As Democratic presidential hopefuls prepare for a group dinner in Nevada, a state whose early primary elections and growing Latino population could make it an important early battleground.

Jacquelyn Martin/AP
Senate Minority Leader Harry Reid of Nev., center, accompanied by Sen. Charles Schumer, D-N.Y., speaks during a news conference on Capitol Hill in Washington, Tuesday, Nov. 17, 2015.

All three Democratic presidential hopefuls are set to join Senate minority leader Harry Reid at a party dinner in Nevada on Jan. 6, six weeks before the state’s presidential caucus.

The West Caucus Countdown Dinner will be the second time former Secretary of State Hillary Clinton, Vermont Sen. Bernie Sanders, and former Maryland Gov. Martin O’Malley are featured together at an event in Nevada, following the Democratic debate on Oct. 13.  

All three Democratic candidates, and several Republican candidates, have already focused on the western state individually and this dinner suggests Nevada’s growing importance in the 2016 presidential election. 

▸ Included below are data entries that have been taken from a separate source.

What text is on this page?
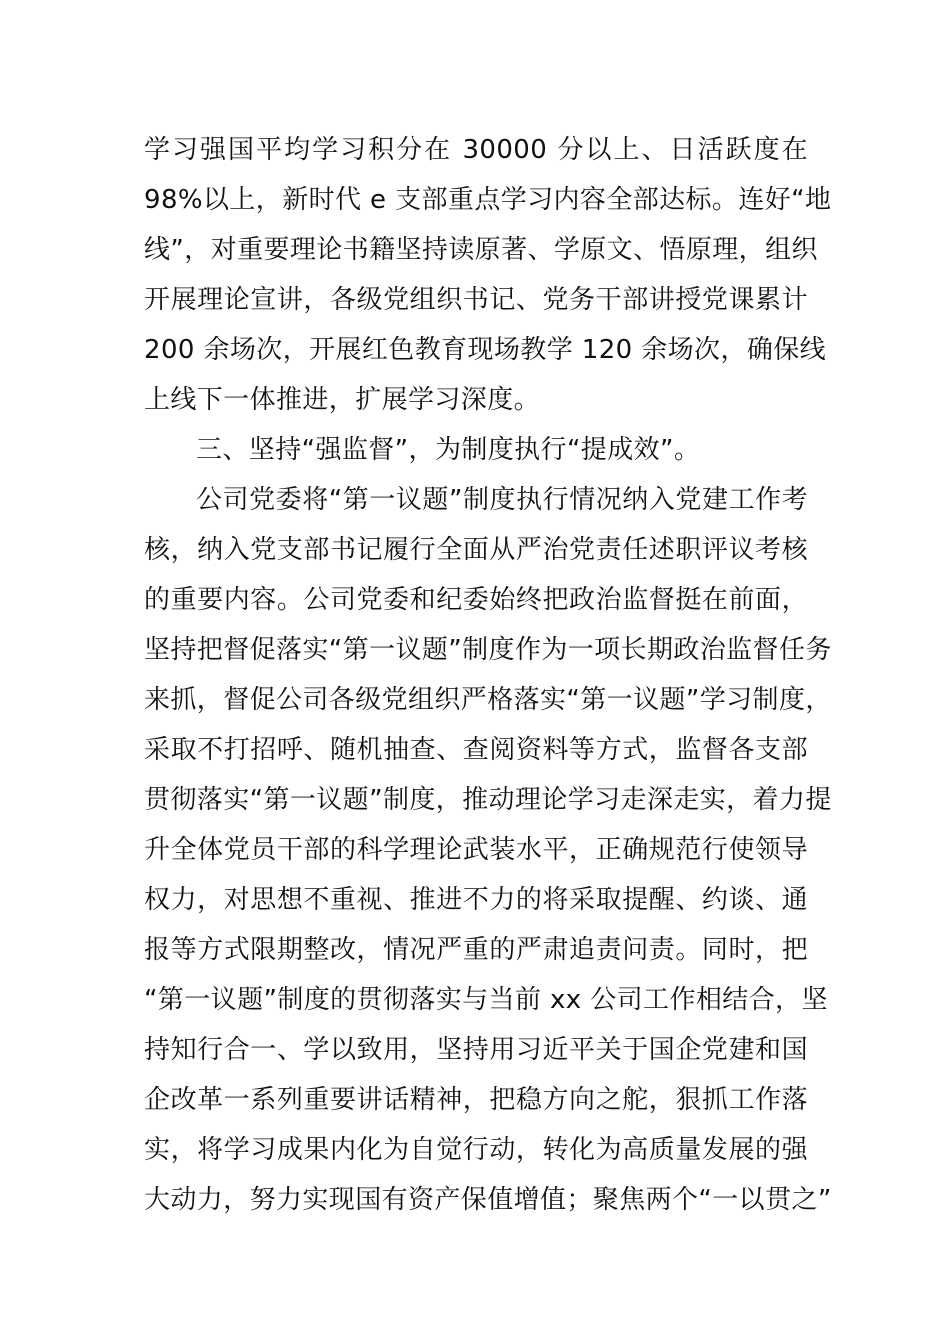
学习强国平均学习积分在 30000 分以上、日活跃度在
98%以上，新时代 e 支部重点学习内容全部达标。连好“地
线”，对重要理论书籍坚持读原著、学原文、悟原理，组织
开展理论宣讲，各级党组织书记、党务干部讲授党课累计
200 余场次，开展红色教育现场教学 120 余场次，确保线
上线下一体推进，扩展学习深度。
三、坚持“强监督”，为制度执行“提成效”。
公司党委将“第一议题”制度执行情况纳入党建工作考
核，纳入党支部书记履行全面从严治党责任述职评议考核
的重要内容。公司党委和纪委始终把政治监督挺在前面，
坚持把督促落实“第一议题”制度作为一项长期政治监督任务
来抓，督促公司各级党组织严格落实“第一议题”学习制度，
采取不打招呼、随机抽查、查阅资料等方式，监督各支部
贯彻落实“第一议题”制度，推动理论学习走深走实，着力提
升全体党员干部的科学理论武装水平，正确规范行使领导
权力，对思想不重视、推进不力的将采取提醒、约谈、通
报等方式限期整改，情况严重的严肃追责问责。同时，把
“第一议题”制度的贯彻落实与当前 xx 公司工作相结合，坚
持知行合一、学以致用，坚持用习近平关于国企党建和国
企改革一系列重要讲话精神，把稳方向之舵，狠抓工作落
实，将学习成果内化为自觉行动，转化为高质量发展的强
大动力，努力实现国有资产保值增值；聚焦两个“一以贯之”
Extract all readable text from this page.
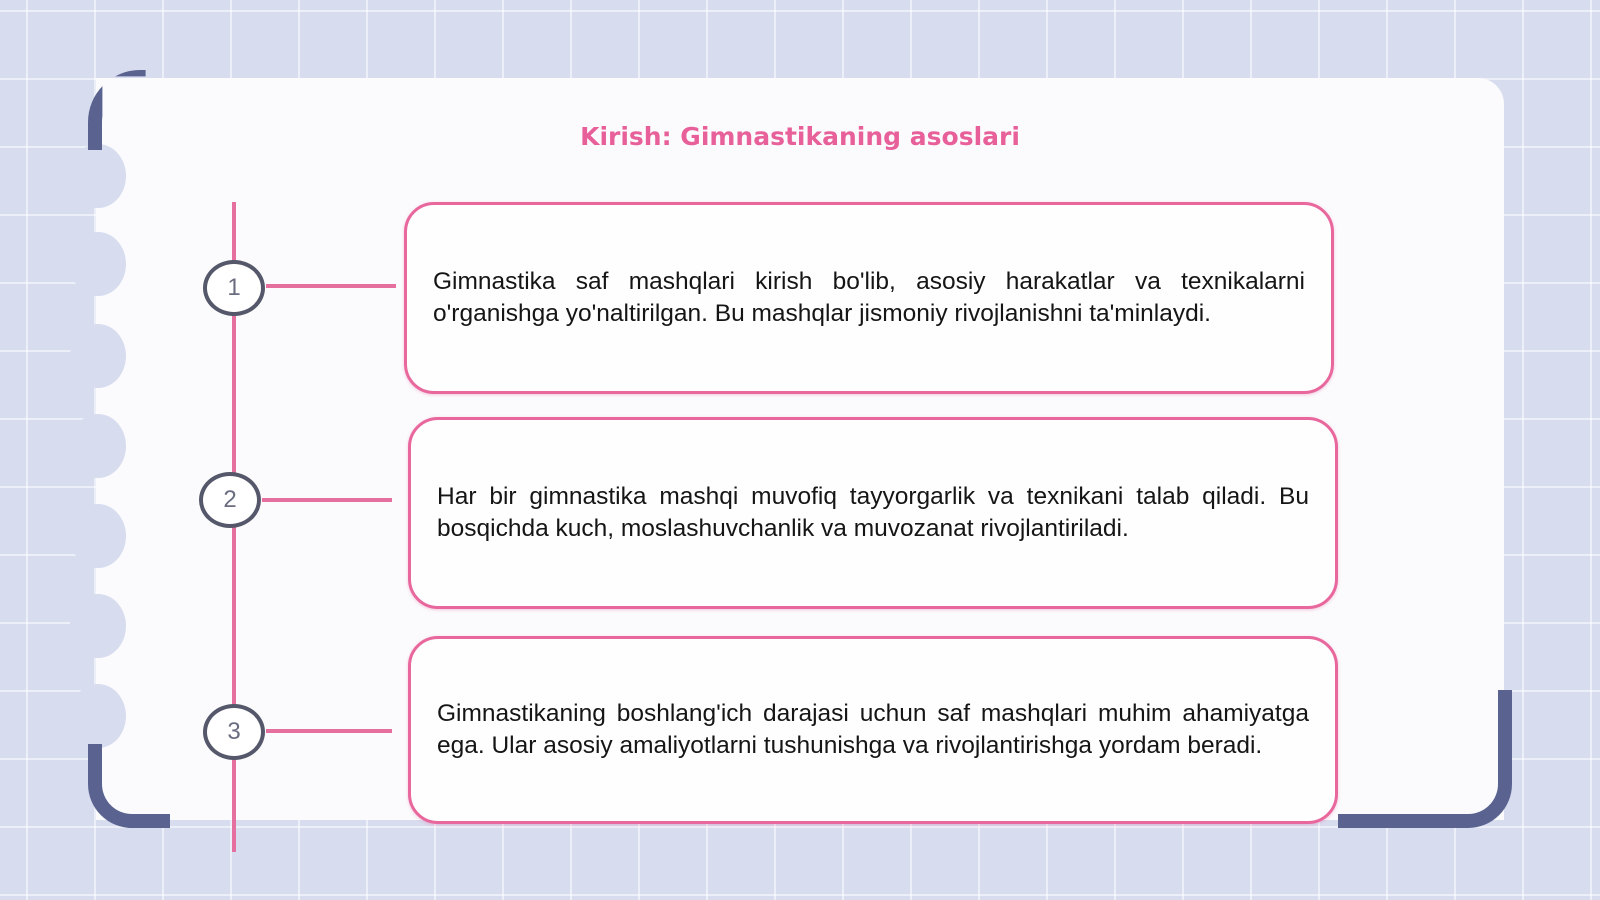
Kirish: Gimnastikaning asoslari
1	Gimnastika saf mashqlari kirish bo'lib, asosiy harakatlar va texnikalarni o'rganishga yo'naltirilgan. Bu mashqlar jismoniy rivojlanishni ta'minlaydi.

2	Har bir gimnastika mashqi muvofiq tayyorgarlik va texnikani talab qiladi. Bu bosqichda kuch, moslashuvchanlik va muvozanat rivojlantiriladi.

3

Gimnastikaning boshlang'ich darajasi uchun saf mashqlari muhim ahamiyatga ega. Ular asosiy amaliyotlarni tushunishga va rivojlantirishga yordam beradi.
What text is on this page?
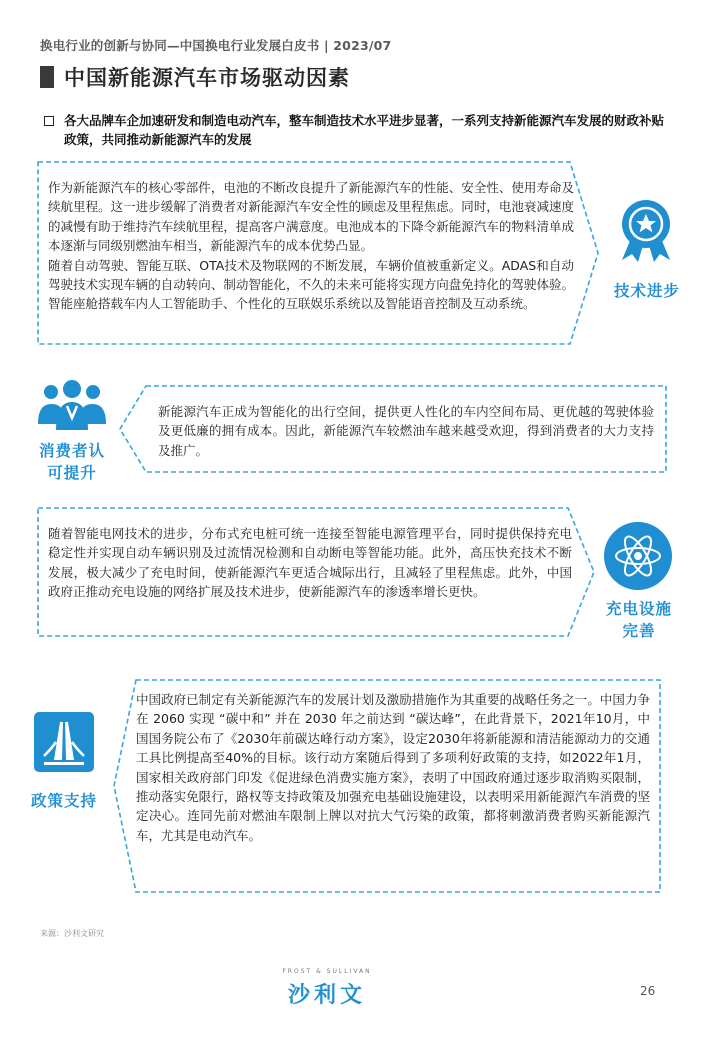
换电行业的创新与协同—中国换电行业发展白皮书 | 2023/07
中国新能源汽车市场驱动因素
各大品牌车企加速研发和制造电动汽车，整车制造技术水平进步显著，一系列支持新能源汽车发展的财政补贴政策，共同推动新能源汽车的发展

作为新能源汽车的核心零部件，电池的不断改良提升了新能源汽车的性能、安全性、使用寿命及续航里程。这一进步缓解了消费者对新能源汽车安全性的顾虑及里程焦虑。同时，电池衰减速度的减慢有助于维持汽车续航里程，提高客户满意度。电池成本的下降令新能源汽车的物料清单成本逐渐与同级别燃油车相当，新能源汽车的成本优势凸显。

随着自动驾驶、智能互联、OTA技术及物联网的不断发展，车辆价值被重新定义。ADAS和自动驾驶技术实现车辆的自动转向、制动智能化，不久的未来可能将实现方向盘免持化的驾驶体验。智能座舱搭载车内人工智能助手、个性化的互联娱乐系统以及智能语音控制及互动系统。

技术进步
消费者认
可提升

新能源汽车正成为智能化的出行空间，提供更人性化的车内空间布局、更优越的驾驶体验及更低廉的拥有成本。因此，新能源汽车较燃油车越来越受欢迎，得到消费者的大力支持及推广。

随着智能电网技术的进步，分布式充电桩可统一连接至智能电源管理平台，同时提供保持充电稳定性并实现自动车辆识别及过流情况检测和自动断电等智能功能。此外，高压快充技术不断发展，极大减少了充电时间，使新能源汽车更适合城际出行，且减轻了里程焦虑。此外，中国政府正推动充电设施的网络扩展及技术进步，使新能源汽车的渗透率增长更快。

充电设施
完善
政策支持

中国政府已制定有关新能源汽车的发展计划及激励措施作为其重要的战略任务之一。中国力争在 2060 实现 “碳中和” 并在 2030 年之前达到 “碳达峰”，在此背景下，2021年10月，中国国务院公布了《2030年前碳达峰行动方案》，设定2030年将新能源和清洁能源动力的交通工具比例提高至40%的目标。该行动方案随后得到了多项利好政策的支持，如2022年1月，国家相关政府部门印发《促进绿色消费实施方案》，表明了中国政府通过逐步取消购买限制，推动落实免限行，路权等支持政策及加强充电基础设施建设，以表明采用新能源汽车消费的坚定决心。连同先前对燃油车限制上牌以对抗大气污染的政策，都将刺激消费者购买新能源汽车，尤其是电动汽车。

来源：沙利文研究
FROST & SULLIVAN
沙利文	26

“You’re part of the big four in February. It’s hugely important,” GOP candidate Jeb Bush told reporters in Reno Wednesday after a campaign rally. 

So why are presidential candidates from both parties courting Nevada’s favor? Political pundits need to look no further than its new early-voting status and growing Hispanic population.

“Nevada is a more complicated state than Iowa, New Hampshire and South Carolina, with an expanding active Latino population, as well as a growing melting pot of other cultures,” argues Elaine Hurd, the author of the "Let’s Talk Nevada" blog.

According to the 2014 US Census, 27.8 percent of Nevada’s population identifies as Hispanic or Latino, well above the 17.4 percent national average.

And while the Hispanic population of nearly 8000,000 is far less than the state's non-Hispanic population of 2 million, it's no secret that this demographic could be a massive opportunity for either party. Between 2000 and 2012, the Hispanic population grew by almost 49 percent, and the Pew Hispanic Center projects another 40 percent growth in the Hispanic electorate before 2030.

And as of 2008, Nevada is the third state after Iowa and New Hampshire to vote in a presidential primary. The past two election cycles have been somewhat of an experiment, with candidates describing the process as "confusing" and "complicated."

But even with a building focus, presidential candidates have yet to put Nevada on the same playing field as Iowa, New Hampshire, or even South Carolina.

“Candidates insist Nevada is important, though the numbers suggest otherwise,” argued McClatchy DC’s David Lightman in October.

Sen. Sanders, for example, has 60 paid staffers in Iowa, 40 in New Hampshire and only seven in Nevada. And according to the National Journal’s Travel Tracker, GOP candidates Jeb Bush, Ben Carson, Marco Rubio, Ted Cruz, and Donald Trump have visited South Carolina a combined total of 48 times since May, compared to 18 total trips to Nevada during the same time period.

Jeb Bush symbolized the simultaneous political apathy for Nevada during his speech in Reno Wednesday, when he pronounced "Nevada" incorrectly and was quickly corrected by a shouting audience.  

But even though Nevada asserts its own importance in many ways, some experts say political candidates should be more focused on the Silver State. 

Nevada has carried the overall winning candidate in every presidential election since 1980, electing Bill Clinton, George W. Bush and Barack Obama to their two terms as president. David Damore, an associate professor of political science at the University of Nevada, Las Vegas, says Nevada hasn’t become a swing state – “it’s the original swing state.”